Sequence of Firing of a Job on a Tasker
This is the sequence to fire a job using vovtaskerroot running on
UNIX.
- The tasker is running as root
- The tasker receives from vovserver a request to start a job. The request contains the information about the job and about all the properties attached to the job, including PRECMD and POSTCMD.
- If the flag -E of vovtasker is used,
then change command line of command to execute to
"vovfire $JOBID -l SOME_LABEL > /tmp/vovfire.$JOBID.log
. - If a PTY is requested, create the PTY and connect to the process on the submission host.
- Compute affinity mask if requested (NUMA control).
- Make sure all groups for the executing user have been cached.
- fork() a subtasker. The parent process goes back to the main loop. The child, that is, the subtasker, will be used to shepherd the job.
- The subtasker sets its own affinity mask (if required).
- The subtasker creates the PTY and connects it to the submission process.
- If VOV_DEBUG_TASKER is set, the subtasker sleeps 10 seconds (to allow connection of a debugger)
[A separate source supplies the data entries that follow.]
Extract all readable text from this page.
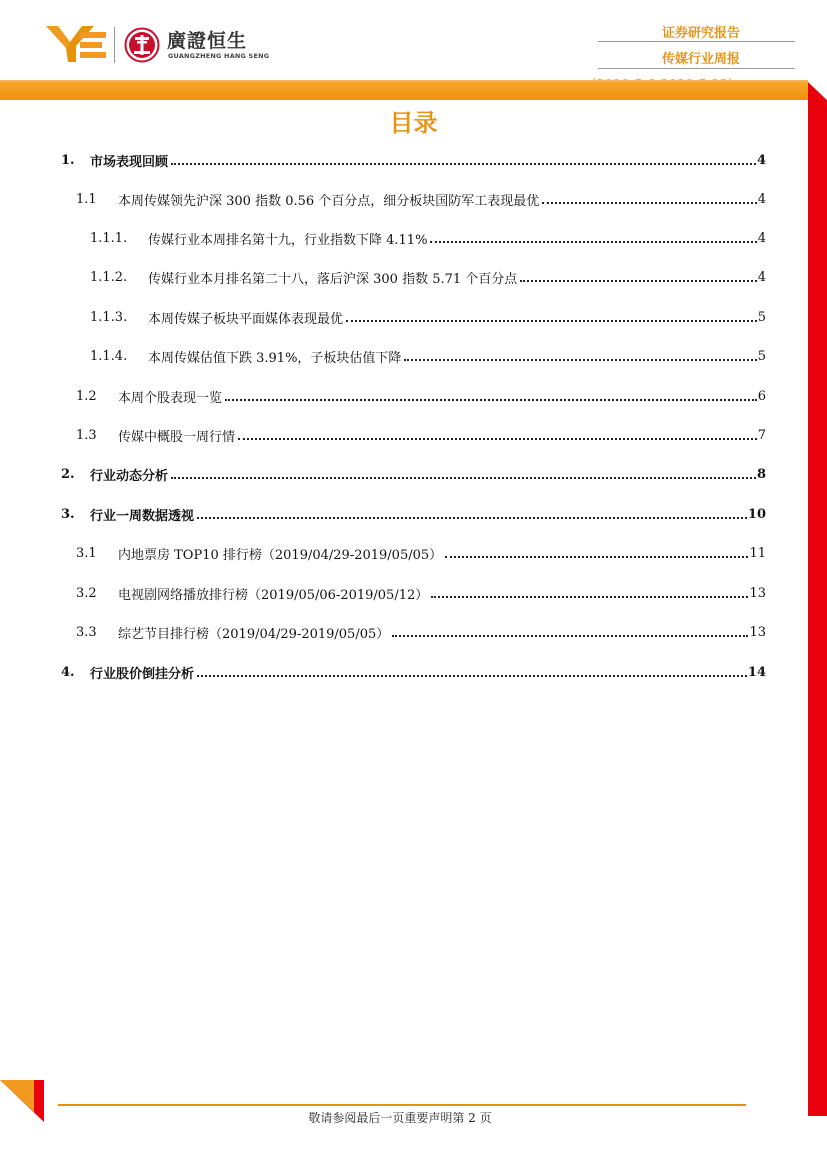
廣證恒生
GUANGZHENG HANG SENG
证券研究报告
传媒行业周报
目录
1.	市场表现回顾	4
1.1	本周传媒领先沪深 300 指数 0.56 个百分点，细分板块国防军工表现最优	4
1.1.1.	传媒行业本周排名第十九，行业指数下降 4.11%	4
1.1.2.	传媒行业本月排名第二十八，落后沪深 300 指数 5.71 个百分点	4
1.1.3.	本周传媒子板块平面媒体表现最优	5
1.1.4.	本周传媒估值下跌 3.91%，子板块估值下降	5
1.2	本周个股表现一览	6
1.3	传媒中概股一周行情	7
2.	行业动态分析	8
3.	行业一周数据透视	10
3.1	内地票房 TOP10 排行榜（2019/04/29-2019/05/05）	11
3.2	电视剧网络播放排行榜（2019/05/06-2019/05/12）	13
3.3	综艺节目排行榜（2019/04/29-2019/05/05）	13
4.	行业股价倒挂分析	14
敬请参阅最后一页重要声明第 2 页
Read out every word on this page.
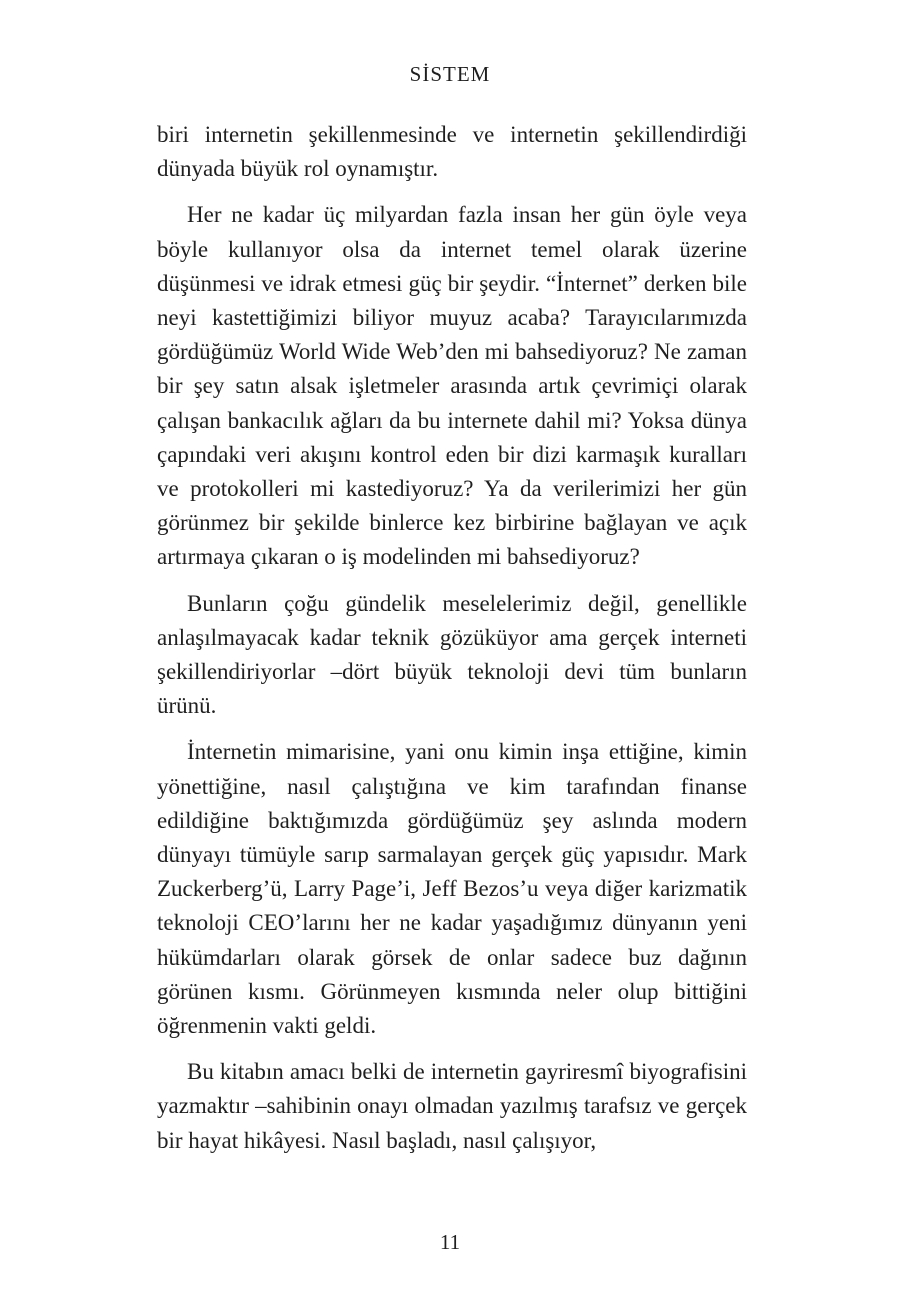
SİSTEM

biri internetin şekillenmesinde ve internetin şekillendirdiği dünyada büyük rol oynamıştır.

Her ne kadar üç milyardan fazla insan her gün öyle veya böyle kullanıyor olsa da internet temel olarak üzerine düşünmesi ve idrak etmesi güç bir şeydir. “İnternet” derken bile neyi kastettiğimizi biliyor muyuz acaba? Tarayıcılarımızda gördüğümüz World Wide Web’den mi bahsediyoruz? Ne zaman bir şey satın alsak işletmeler arasında artık çevrimiçi olarak çalışan bankacılık ağları da bu internete dahil mi? Yoksa dünya çapındaki veri akışını kontrol eden bir dizi karmaşık kuralları ve protokolleri mi kastediyoruz? Ya da verilerimizi her gün görünmez bir şekilde binlerce kez birbirine bağlayan ve açık artırmaya çıkaran o iş modelinden mi bahsediyoruz?

Bunların çoğu gündelik meselelerimiz değil, genellikle anlaşılmayacak kadar teknik gözüküyor ama gerçek interneti şekillendiriyorlar –dört büyük teknoloji devi tüm bunların ürünü.

İnternetin mimarisine, yani onu kimin inşa ettiğine, kimin yönettiğine, nasıl çalıştığına ve kim tarafından finanse edildiğine baktığımızda gördüğümüz şey aslında modern dünyayı tümüyle sarıp sarmalayan gerçek güç yapısıdır. Mark Zuckerberg’ü, Larry Page’i, Jeff Bezos’u veya diğer karizmatik teknoloji CEO’larını her ne kadar yaşadığımız dünyanın yeni hükümdarları olarak görsek de onlar sadece buz dağının görünen kısmı. Görünmeyen kısmında neler olup bittiğini öğrenmenin vakti geldi.

Bu kitabın amacı belki de internetin gayriresmî biyografisini yazmaktır –sahibinin onayı olmadan yazılmış tarafsız ve gerçek bir hayat hikâyesi. Nasıl başladı, nasıl çalışıyor,

11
- The subtasker tries 3 times to switch user identity
(
uid
andgid
). In each attempt,- it switches
gid
withsetgid()
- it switches
uid
withsetuid()
- it rebuilds the environment for the user (HOME, USER, LOGNAME, SHELL )
- it switches
- The subtasker sets signals XCPU XFSZ PIPE USR1 USR2 to their default behavior.
- The subtasker calls
nice(8 - execPriority)
, based on the value of the execution priority for the job. - If the switch of user identity fails, the system calls the diagnostics
script
vov_diagnistics_setuid
(not as root, but as the owner of Accelerator). - Now the subtasker is running as the user that owns the job.
- The subtasker tries to change directory chdir(). If it fails the first time, it tries a few more times based on VOV_RETRY_CHDIR and VOV_RETRY_CHDIR_SLEEP.
- If the directory cannot be changed, the subtasker calls
vov_diagnostics_chdir
with arguments ID and DIR (the directory that could not be accessed) - The subtasker tries to switch environment
- The subtasker executes the .pre. scripts of the environment. (obsolete, but still there)
- The subtasker executes the precmd script with a system() call. If the precommand exits with a status that is not 0 (zero), the job is done and failed.
- The subtasker executes the job and waits for it to finish.
- The subtasker executes the postcmd script with another system() call. The exit status of the postcmd is used as exit status of the job.